CIOs are at the center of the 'omnichannel retail' revolution, where the customer expects the same great shopping experience whether the venue is a store, website, smartphone or tablet, says CIO Editor in Chief Maryfran Johnson.

The mere sound of the phrase "omnichannel retail" makes my little shopper's heart beat faster. And that's even before I knew exactly what it meant.

"A lot of people will right away start thinking 'multichannel retailing.' Omnichannel retailing is different," says CEO Daniel Burrus of Burrus Research Associates. "Omnichannel is integrated, the other is not."

But you don't have to be a bargain-hunting mall maniac to see the potential that the customer-focused concepts laid out in our cover story ("The Future of Shopping: Click and Mortar") hold for industries beyond retail. In exploring the many IT and business complexities of omnichannel approaches, which blend online and offline capabilities, we offer a glimpse into your own company's likely future.

As retailers begin crafting a single shopping experience across all customer touch points, "you think about inventory as a singular concept versus store or online," says Kasey Lobaugh of Deloitte Consulting. "It unlocks a ton of value for consumers and for the retailer as well."

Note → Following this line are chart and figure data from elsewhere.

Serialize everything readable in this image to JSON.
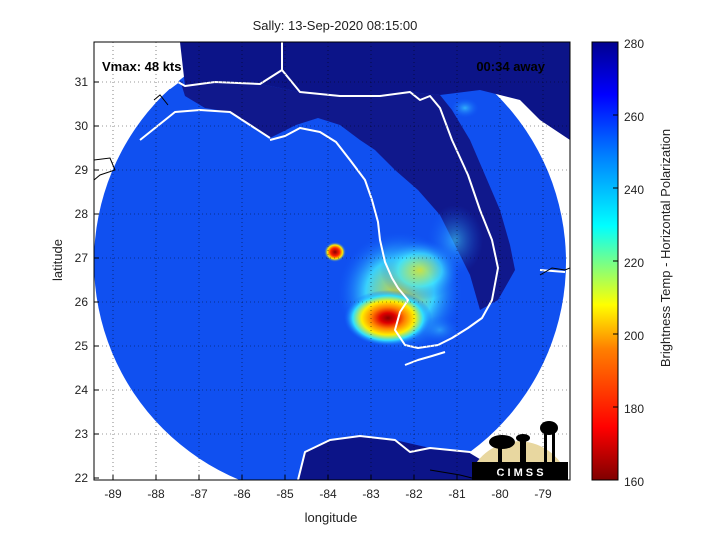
{
  "title": "Sally: 13-Sep-2020 08:15:00",
  "overlay": {
    "vmax": "Vmax: 48 kts",
    "time_away": "00:34 away"
  },
  "axes": {
    "xlabel": "longitude",
    "ylabel": "latitude",
    "x_ticks": [
      "-89",
      "-88",
      "-87",
      "-86",
      "-85",
      "-84",
      "-83",
      "-82",
      "-81",
      "-80",
      "-79"
    ],
    "y_ticks": [
      "22",
      "23",
      "24",
      "25",
      "26",
      "27",
      "28",
      "29",
      "30",
      "31"
    ]
  },
  "colorbar": {
    "label": "Brightness Temp - Horizontal Polarization",
    "ticks": [
      "160",
      "180",
      "200",
      "220",
      "240",
      "260",
      "280"
    ],
    "colors": [
      "#7f0000",
      "#ff0000",
      "#ff8000",
      "#ffff00",
      "#00ffff",
      "#0080ff",
      "#0000ff",
      "#00008f"
    ]
  },
  "logo": {
    "text": "C I M S S"
  }
}
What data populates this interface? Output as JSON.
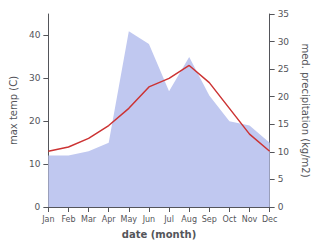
{
  "chart_data": {
    "type": "line",
    "categories": [
      "Jan",
      "Feb",
      "Mar",
      "Apr",
      "May",
      "Jun",
      "Jul",
      "Aug",
      "Sep",
      "Oct",
      "Nov",
      "Dec"
    ],
    "series": [
      {
        "type": "area",
        "color": "#c0c8f0",
        "values": [
          12,
          12,
          13,
          15,
          41,
          38,
          27,
          35,
          26,
          20,
          19,
          15
        ]
      },
      {
        "type": "line",
        "color": "#cc3333",
        "values": [
          13,
          14,
          16,
          19,
          23,
          28,
          30,
          33,
          29,
          23,
          17,
          13
        ]
      }
    ],
    "xlabel": "date (month)",
    "ylabel": "max temp (C)",
    "y2label": "med. precipitation (kg/m2)",
    "ylim": [
      0,
      45
    ],
    "yticks": [
      0,
      10,
      20,
      30,
      40
    ],
    "y2lim": [
      0,
      35
    ],
    "y2ticks": [
      0,
      5,
      10,
      15,
      20,
      25,
      30,
      35
    ],
    "grid": false
  }
}
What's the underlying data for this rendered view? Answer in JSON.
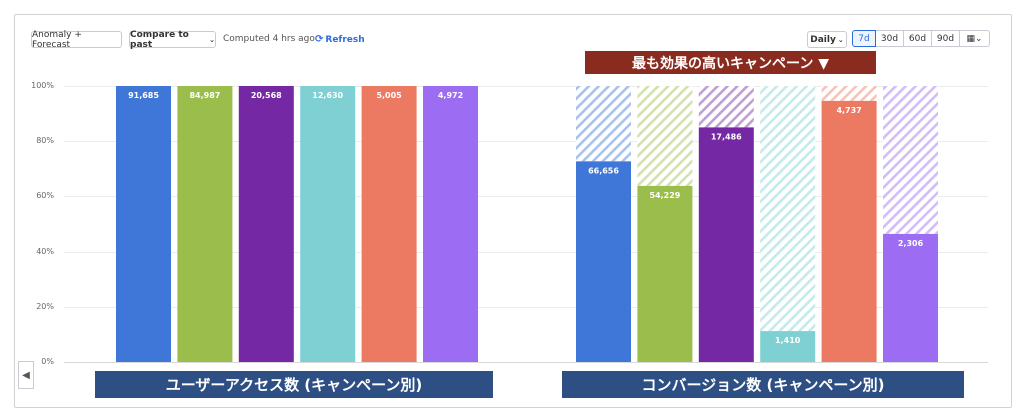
{
  "toolbar": {
    "anomaly_label": "Anomaly + Forecast",
    "compare_label": "Compare to past",
    "computed_text": "Computed 4 hrs ago",
    "refresh_label": "Refresh",
    "interval_label": "Daily",
    "ranges": [
      "7d",
      "30d",
      "60d",
      "90d"
    ],
    "active_range": "7d"
  },
  "annotations": {
    "top_banner": "最も効果の高いキャンペーン ▼",
    "left_group_label": "ユーザーアクセス数 (キャンペーン別)",
    "right_group_label": "コンバージョン数 (キャンペーン別)"
  },
  "colors": {
    "blue": "#3e77d8",
    "green": "#9bbd4c",
    "purple": "#7428a3",
    "teal": "#7fd0d2",
    "coral": "#ec7a62",
    "lavender": "#9c6cf2",
    "banner": "#8a2b1f",
    "label_box": "#2d4f84"
  },
  "chart_data": {
    "type": "bar",
    "y_ticks": [
      "0%",
      "20%",
      "40%",
      "60%",
      "80%",
      "100%"
    ],
    "ylim": [
      0,
      100
    ],
    "groups": [
      {
        "name": "ユーザーアクセス数 (キャンペーン別)",
        "bars": [
          {
            "color": "blue",
            "value": 91685,
            "fill_pct": 100
          },
          {
            "color": "green",
            "value": 84987,
            "fill_pct": 100
          },
          {
            "color": "purple",
            "value": 20568,
            "fill_pct": 100
          },
          {
            "color": "teal",
            "value": 12630,
            "fill_pct": 100
          },
          {
            "color": "coral",
            "value": 5005,
            "fill_pct": 100
          },
          {
            "color": "lavender",
            "value": 4972,
            "fill_pct": 100
          }
        ]
      },
      {
        "name": "コンバージョン数 (キャンペーン別)",
        "bars": [
          {
            "color": "blue",
            "value": 66656,
            "fill_pct": 72.7
          },
          {
            "color": "green",
            "value": 54229,
            "fill_pct": 63.8
          },
          {
            "color": "purple",
            "value": 17486,
            "fill_pct": 85
          },
          {
            "color": "teal",
            "value": 1410,
            "fill_pct": 11.2
          },
          {
            "color": "coral",
            "value": 4737,
            "fill_pct": 94.6
          },
          {
            "color": "lavender",
            "value": 2306,
            "fill_pct": 46.4
          }
        ]
      }
    ]
  }
}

Once the business's attention converges on everything that affects the customer experience, you'll find the IT organization in the middle of that bull's-eye. "Technology plays a massive part in delivering an integrated customer experience," says CIO Keith Sherwell of Sears. Along with other retailers like The Home Depot, Nordstrom, Lowe's, Macy's and Staples, Sears is investing heavily in upgrading or creating the IT systems that will (eventually) make omnichannel strategies a reality. "There's a lot of this work that has yet to be done," retail expert Cathy Hotka points out.

Like so many other businesses (media and publishing leap to mind), retailers are getting access to more channels for reaching consumers, but they're managing those channels separately. Yet customers are starting to move fluidly from smartphones to tablets to PCs to social media and so on, and they want their e-stuff to travel with them.

"Customers are going to define how they want to shop, and if we're not enabling that, we'll become irrelevant," says CIO John Dettenwanger Jr. at Ahold USA. "To me, omnichannel is really about omnipresence. It really flips the view from 'What's the advantage to us?' to 'What's the advantage to the consumer?"

That is one great question for CIOs everywhere to be thinking about. How will this inevitable convergence of customers' online and offline expectations rule your world?